Хвала и слава. Том 2 — страница 106 из 117

Он понимал, какой бессмыслицей было его приказание. Но ничего больше не приходило в голову, ему не хотелось кончать с парнем здесь, во дворе.

— Откуда взялась эта женщина? — спросил он еще, и это тоже было бессмыслицей.

— Пришла, еду какую-то несла.

— Еду? Где же она?

Ребята смотрели друг на друга и молчали.

Анджей подумал, что лучше уж не раскапывать всю эту историю, и пошел к дому. Поднимаясь по лестнице, он старался отогнать от себя мысль, что «рота» умышленно убила Касю. На этот раз, конечно, нет, а вот что будет через несколько дней?

Когда он вошел в комнату, Геленка и Губерт молчали. Несмотря на слабый свет быстро догоравших свечей, он заметил на лбу Губерта мелкие капельки пота. Анджей сел рядом с сестрой, вытянув свои длинные ноги.

— У тебя температура, Губерт, — проговорил он. — Ну что вы молчите?

Губерт вздрогнул.

— Мы говорили о Бронеке, — сказал он.

— И об Алеке, — колко добавила Геленка.

Жесты и голос Анджея выдавали, что водка подействовала на него. Он прямо-таки накинулся на Губерта.

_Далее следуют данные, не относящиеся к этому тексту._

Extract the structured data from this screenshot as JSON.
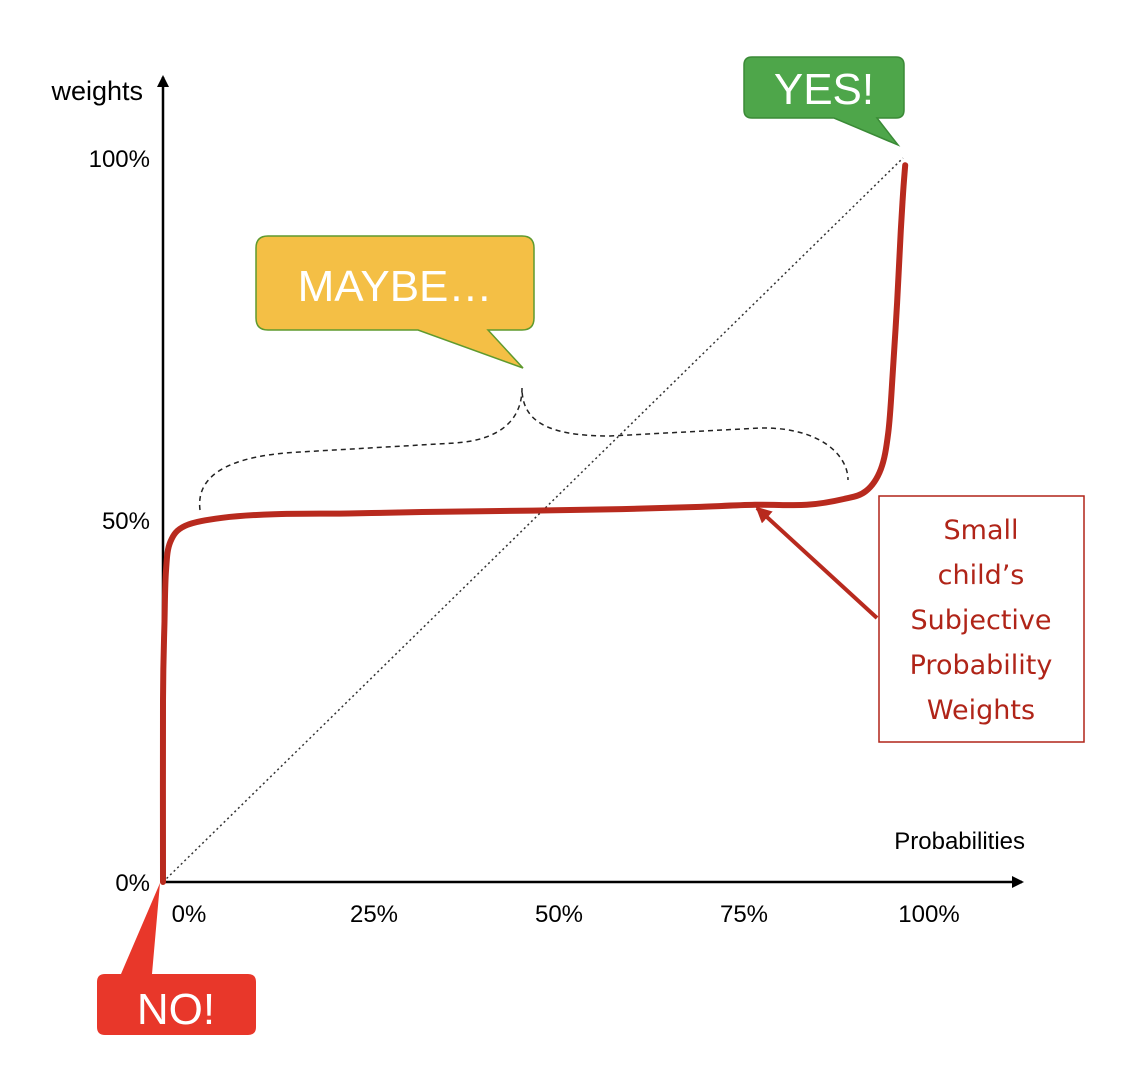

— Этого Алека я простить тебе не могу, — сказал Анджей. — Чем тебе всегда так нравился этот хлыщ?

— Порой он бывал очень энергичен, — вспомнил Губерт.

— Ты носился с ним, как дурень с писаной торбой, — пожал плечами Анджей. — Зауряднейший сноб. И вся его живопись…

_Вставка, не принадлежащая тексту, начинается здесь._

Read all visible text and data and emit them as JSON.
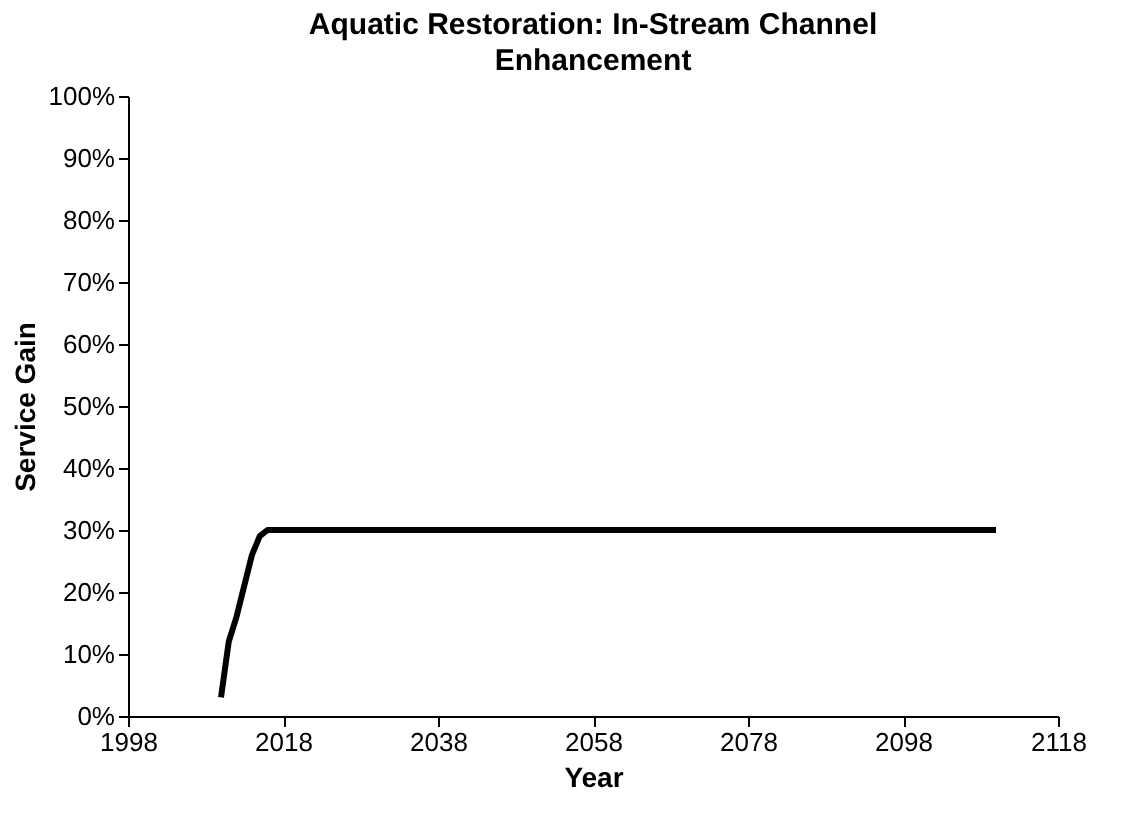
{
  "chart_data": {
    "type": "line",
    "title": "Aquatic Restoration: In-Stream Channel Enhancement",
    "xlabel": "Year",
    "ylabel": "Service Gain",
    "series": [
      {
        "color": "#000000",
        "x": [
          2010,
          2011,
          2012,
          2013,
          2014,
          2015,
          2016,
          2110
        ],
        "values": [
          3,
          12,
          16,
          21,
          26,
          29,
          30,
          30
        ]
      }
    ],
    "xlim": [
      1998,
      2118
    ],
    "xticks": [
      1998,
      2018,
      2038,
      2058,
      2078,
      2098,
      2118
    ],
    "ylim": [
      0,
      100
    ],
    "yticks": [
      {
        "value": 0,
        "label": "0%"
      },
      {
        "value": 10,
        "label": "10%"
      },
      {
        "value": 20,
        "label": "20%"
      },
      {
        "value": 30,
        "label": "30%"
      },
      {
        "value": 40,
        "label": "40%"
      },
      {
        "value": 50,
        "label": "50%"
      },
      {
        "value": 60,
        "label": "60%"
      },
      {
        "value": 70,
        "label": "70%"
      },
      {
        "value": 80,
        "label": "80%"
      },
      {
        "value": 90,
        "label": "90%"
      },
      {
        "value": 100,
        "label": "100%"
      }
    ],
    "grid": false,
    "marker": "none",
    "line_style": "solid"
  }
}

— Ты не всегда так говорил о нем, — начал терять терпение Губерт.

— Верно, не всегда. Я считал Алека другом. Но эта его мазня! Хуже нет, когда друг — неудавшийся художник, не знаешь, что ему сказать.

— Ну у Алека есть способности.

— Да ты что? — фыркнул вдруг Анджей. — Способности! Вот у Бронека был талант. В гетто он писал еще лучше. То есть рисовал, ведь он не писал красками. Да, но погиб… Это был талант, во всем, что он делал, было нечто такое… Ну, посмотри вот на эту женщину.

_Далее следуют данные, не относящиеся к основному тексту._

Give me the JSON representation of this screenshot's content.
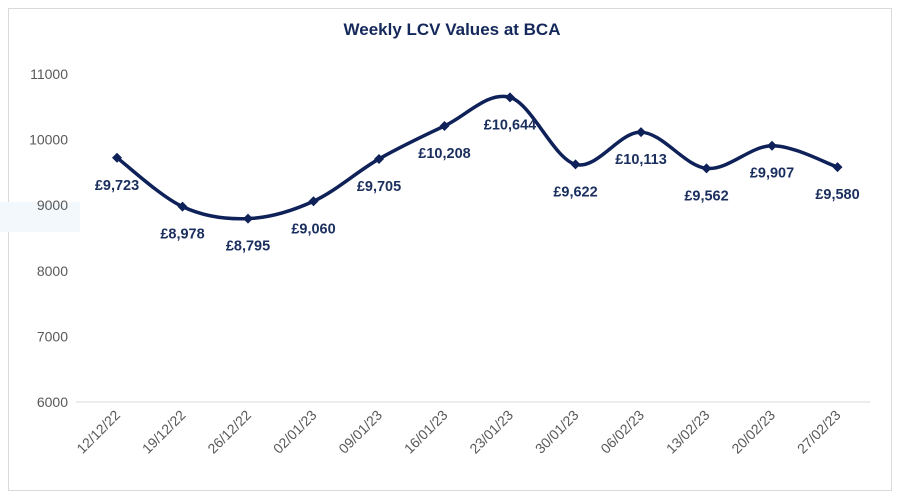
{
  "chart_data": {
    "type": "line",
    "title": "Weekly LCV Values at BCA",
    "categories": [
      "12/12/22",
      "19/12/22",
      "26/12/22",
      "02/01/23",
      "09/01/23",
      "16/01/23",
      "23/01/23",
      "30/01/23",
      "06/02/23",
      "13/02/23",
      "20/02/23",
      "27/02/23"
    ],
    "values": [
      9723,
      8978,
      8795,
      9060,
      9705,
      10208,
      10644,
      9622,
      10113,
      9562,
      9907,
      9580
    ],
    "data_labels": [
      "£9,723",
      "£8,978",
      "£8,795",
      "£9,060",
      "£9,705",
      "£10,208",
      "£10,644",
      "£9,622",
      "£10,113",
      "£9,562",
      "£9,907",
      "£9,580"
    ],
    "yticks": [
      "6000",
      "7000",
      "8000",
      "9000",
      "10000",
      "11000"
    ],
    "ylim": [
      6000,
      11000
    ],
    "xlabel": "",
    "ylabel": "",
    "grid": false,
    "smooth": true,
    "marker": "diamond",
    "line_color": "#0e2158",
    "label_color": "#1b2f5e"
  }
}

Он поднял свечу и осветил одну из обнаженных Бронека. Маленькая, худенькая девушка со светлыми раскосыми глазами. Только сейчас, при свете свечи, стало видно, что это Геленка. Анджей хмыкнул и поставил подсвечник на место. Геленка сидела неподвижно.

— Погиб, — повторил Анджей. — Ты понимаешь это слово?

Губерт не отвечал. Зато заговорила Геленка:

— Это было преступление — допустить, чтобы сгорели те дома. Пекло, а рядом Луна-парк.

— Геленка считает, — словно объясняя, обратился Анджей к Губерту, — что мы должны были выступить тогда, а не сейчас. Что нельзя было допустить уничтожения гетто.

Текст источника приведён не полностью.